ENGINEERING COLLOQUIUM

Monday, October 23, 2017 / 3:30 PM, Building 8 Auditorium

John D. Anderson, Jr.

"The NACA in the 1930’s – Trailblazing the Technical World of Aerodynamics"

ABSTRACT -- During the 1930s the NACA made pivotal and enduring contributions to the discipline of aerodynamics. Three striking examples are:

  1. The systematic design and testing of families of airfoil shapes, including the now classic laminar flow airfoil series
  2. The NACA Cowling. NACA cowlings, like the NACA family of airfoils, were used by airplane designers world-wide.
  3. Pioneering the intellectual understanding of high-speed aerodynamics, and in particular the cause of the "compressibility problems" plaguing high speed subsonic airplanes during the late 1930s.

The talk will highlight the physical nature of these problems, how the NACA went about their solution, and the principal players who pioneered their solution. During the Airplane Design Revolution of the 1930s, there was also a revolution in applied aerodynamics, and this revolution was driven by the engineers and scientists at the NACA Langley Memorial Laboratory. This talk will tell their story.

SPEAKER -- John D. Anderson, Jr. is Curator of Aerodynamics, National Air and Space Museum, and Professor Emeritus, Aerospace Engineering, University of Maryland, College Park. Anderson has published ten books, some in multiple editions, in the areas of aerodynamics, computational fluid dynamics, airplane performance, hypersonic aerodynamics, high-temperature gas dynamics, the history of aerodynamics, and the history of aeronautical engineering.

Hi published titles include A History of Aerodynamics and The Airplane: A History of Its Technology. McGraw-Hill has named its series of aerospace engineering textbooks the "Anderson Series" in recognition of their impact on engineering education.
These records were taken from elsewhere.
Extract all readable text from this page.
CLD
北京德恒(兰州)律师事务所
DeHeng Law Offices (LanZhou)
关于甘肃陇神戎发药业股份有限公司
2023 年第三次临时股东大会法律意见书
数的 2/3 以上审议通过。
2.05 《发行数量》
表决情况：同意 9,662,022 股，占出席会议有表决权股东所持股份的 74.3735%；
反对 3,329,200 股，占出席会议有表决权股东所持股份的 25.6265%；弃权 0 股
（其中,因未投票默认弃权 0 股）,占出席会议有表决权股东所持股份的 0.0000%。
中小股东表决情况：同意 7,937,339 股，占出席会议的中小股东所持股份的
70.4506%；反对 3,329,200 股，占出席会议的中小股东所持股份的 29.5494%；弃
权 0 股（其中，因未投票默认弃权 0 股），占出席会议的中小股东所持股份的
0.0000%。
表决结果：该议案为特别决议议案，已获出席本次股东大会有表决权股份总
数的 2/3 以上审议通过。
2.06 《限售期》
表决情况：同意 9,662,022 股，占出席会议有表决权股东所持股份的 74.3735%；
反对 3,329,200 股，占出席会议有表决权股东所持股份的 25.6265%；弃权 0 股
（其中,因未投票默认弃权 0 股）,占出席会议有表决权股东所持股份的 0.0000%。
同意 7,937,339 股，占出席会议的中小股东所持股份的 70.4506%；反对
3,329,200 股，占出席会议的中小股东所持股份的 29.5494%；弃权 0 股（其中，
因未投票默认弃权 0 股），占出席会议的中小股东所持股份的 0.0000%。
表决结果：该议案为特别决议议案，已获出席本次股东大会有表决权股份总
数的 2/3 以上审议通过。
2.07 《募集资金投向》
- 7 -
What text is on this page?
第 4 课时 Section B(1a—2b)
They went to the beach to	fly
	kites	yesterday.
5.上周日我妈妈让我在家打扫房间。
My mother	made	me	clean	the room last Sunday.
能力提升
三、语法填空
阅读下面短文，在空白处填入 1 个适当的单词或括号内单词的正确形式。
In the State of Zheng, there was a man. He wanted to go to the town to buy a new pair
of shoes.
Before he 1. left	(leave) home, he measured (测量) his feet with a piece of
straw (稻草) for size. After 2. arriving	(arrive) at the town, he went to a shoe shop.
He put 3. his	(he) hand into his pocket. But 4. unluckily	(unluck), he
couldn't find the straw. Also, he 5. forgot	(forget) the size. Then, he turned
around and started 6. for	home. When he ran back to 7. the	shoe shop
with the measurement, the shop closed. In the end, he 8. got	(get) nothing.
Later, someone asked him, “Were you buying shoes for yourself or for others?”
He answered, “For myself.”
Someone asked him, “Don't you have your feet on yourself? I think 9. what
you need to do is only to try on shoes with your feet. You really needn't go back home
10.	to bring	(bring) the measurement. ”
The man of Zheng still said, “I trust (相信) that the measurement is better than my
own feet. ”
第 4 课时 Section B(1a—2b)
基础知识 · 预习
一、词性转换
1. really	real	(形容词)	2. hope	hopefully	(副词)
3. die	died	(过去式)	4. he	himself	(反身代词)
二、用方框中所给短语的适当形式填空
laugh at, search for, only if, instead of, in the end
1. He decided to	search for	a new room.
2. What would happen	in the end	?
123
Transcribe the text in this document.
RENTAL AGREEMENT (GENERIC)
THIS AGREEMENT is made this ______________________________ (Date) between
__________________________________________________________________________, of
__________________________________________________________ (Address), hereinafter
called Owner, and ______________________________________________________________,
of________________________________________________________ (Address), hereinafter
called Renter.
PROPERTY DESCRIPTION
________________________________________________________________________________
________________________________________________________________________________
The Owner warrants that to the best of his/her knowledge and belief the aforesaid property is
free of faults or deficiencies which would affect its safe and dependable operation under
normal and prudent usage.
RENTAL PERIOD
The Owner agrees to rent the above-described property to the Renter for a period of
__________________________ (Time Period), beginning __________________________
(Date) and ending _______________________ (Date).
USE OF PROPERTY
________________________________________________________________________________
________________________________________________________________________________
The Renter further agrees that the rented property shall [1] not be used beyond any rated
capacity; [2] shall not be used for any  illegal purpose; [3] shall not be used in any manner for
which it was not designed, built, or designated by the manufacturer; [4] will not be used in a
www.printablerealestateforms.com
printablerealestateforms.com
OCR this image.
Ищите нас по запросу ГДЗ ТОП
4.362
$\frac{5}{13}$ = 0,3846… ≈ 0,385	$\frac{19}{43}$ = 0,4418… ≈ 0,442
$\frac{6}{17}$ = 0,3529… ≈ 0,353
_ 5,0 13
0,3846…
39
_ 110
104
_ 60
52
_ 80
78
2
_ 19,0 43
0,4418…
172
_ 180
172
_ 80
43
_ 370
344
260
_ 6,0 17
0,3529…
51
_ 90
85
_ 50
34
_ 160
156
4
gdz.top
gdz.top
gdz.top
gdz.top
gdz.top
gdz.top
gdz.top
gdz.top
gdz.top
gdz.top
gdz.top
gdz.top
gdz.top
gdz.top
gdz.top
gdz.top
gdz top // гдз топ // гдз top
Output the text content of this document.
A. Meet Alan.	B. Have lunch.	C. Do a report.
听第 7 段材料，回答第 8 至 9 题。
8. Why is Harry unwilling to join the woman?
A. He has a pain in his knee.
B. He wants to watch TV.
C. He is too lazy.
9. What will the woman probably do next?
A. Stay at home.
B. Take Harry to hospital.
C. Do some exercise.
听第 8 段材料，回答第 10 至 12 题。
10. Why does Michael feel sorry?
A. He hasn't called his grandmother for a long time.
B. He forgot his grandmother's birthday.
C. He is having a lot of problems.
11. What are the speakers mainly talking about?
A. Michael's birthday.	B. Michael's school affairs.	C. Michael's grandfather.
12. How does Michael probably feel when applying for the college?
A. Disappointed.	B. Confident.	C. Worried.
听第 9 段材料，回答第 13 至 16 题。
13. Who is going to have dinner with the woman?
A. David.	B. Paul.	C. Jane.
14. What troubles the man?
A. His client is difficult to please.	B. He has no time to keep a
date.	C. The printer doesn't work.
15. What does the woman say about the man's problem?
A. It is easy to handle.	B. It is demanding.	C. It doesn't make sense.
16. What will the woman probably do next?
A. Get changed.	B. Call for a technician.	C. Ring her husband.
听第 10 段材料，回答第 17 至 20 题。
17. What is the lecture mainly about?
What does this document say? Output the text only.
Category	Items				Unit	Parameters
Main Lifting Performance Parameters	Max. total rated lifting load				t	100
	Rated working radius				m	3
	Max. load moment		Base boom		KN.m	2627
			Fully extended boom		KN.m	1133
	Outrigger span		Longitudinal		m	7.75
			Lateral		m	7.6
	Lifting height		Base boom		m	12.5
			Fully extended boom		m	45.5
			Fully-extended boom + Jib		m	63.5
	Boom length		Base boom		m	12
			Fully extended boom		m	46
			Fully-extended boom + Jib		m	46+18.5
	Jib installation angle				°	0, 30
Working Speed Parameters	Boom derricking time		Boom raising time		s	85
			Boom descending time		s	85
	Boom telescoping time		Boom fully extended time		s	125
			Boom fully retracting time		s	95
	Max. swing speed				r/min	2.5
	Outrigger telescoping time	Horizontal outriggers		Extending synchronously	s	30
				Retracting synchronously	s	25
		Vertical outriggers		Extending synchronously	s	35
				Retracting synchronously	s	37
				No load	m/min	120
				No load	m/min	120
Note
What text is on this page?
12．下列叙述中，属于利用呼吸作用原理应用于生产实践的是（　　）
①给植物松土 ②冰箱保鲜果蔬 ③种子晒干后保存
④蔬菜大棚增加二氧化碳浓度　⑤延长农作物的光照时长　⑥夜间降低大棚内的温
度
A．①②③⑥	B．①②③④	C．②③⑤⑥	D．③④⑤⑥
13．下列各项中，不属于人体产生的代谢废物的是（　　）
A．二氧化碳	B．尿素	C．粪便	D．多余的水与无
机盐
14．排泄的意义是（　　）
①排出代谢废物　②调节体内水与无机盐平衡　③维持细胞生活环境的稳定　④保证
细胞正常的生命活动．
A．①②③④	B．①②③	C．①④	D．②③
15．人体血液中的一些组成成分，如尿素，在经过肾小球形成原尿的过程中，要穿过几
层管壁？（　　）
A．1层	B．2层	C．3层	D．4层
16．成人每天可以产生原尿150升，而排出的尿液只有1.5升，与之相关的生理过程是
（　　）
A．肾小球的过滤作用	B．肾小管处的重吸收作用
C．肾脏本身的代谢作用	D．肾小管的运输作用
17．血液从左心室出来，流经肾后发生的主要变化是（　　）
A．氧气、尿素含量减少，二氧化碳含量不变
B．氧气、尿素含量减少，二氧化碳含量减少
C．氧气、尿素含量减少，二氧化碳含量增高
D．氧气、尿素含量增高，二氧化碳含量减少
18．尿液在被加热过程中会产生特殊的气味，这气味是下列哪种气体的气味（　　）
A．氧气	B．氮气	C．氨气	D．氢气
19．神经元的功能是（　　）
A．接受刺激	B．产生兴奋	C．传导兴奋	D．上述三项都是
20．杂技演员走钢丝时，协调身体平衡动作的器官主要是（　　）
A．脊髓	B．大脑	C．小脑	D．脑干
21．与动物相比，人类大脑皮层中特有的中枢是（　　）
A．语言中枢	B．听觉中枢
He is the author of over 120 papers in radiative gas dynamics, re-entry aerothermodynamics, gas dynamic and chemical lasers, computational fluid dynamics, applied aerodynamics, hypersonic flow, and the history of aeronautics. He is a member of the National Academy of Engineering, an Honorary Fellow of the American Institute of Aeronautics and Astronautics and a Fellow of the Royal Aeronautical Society.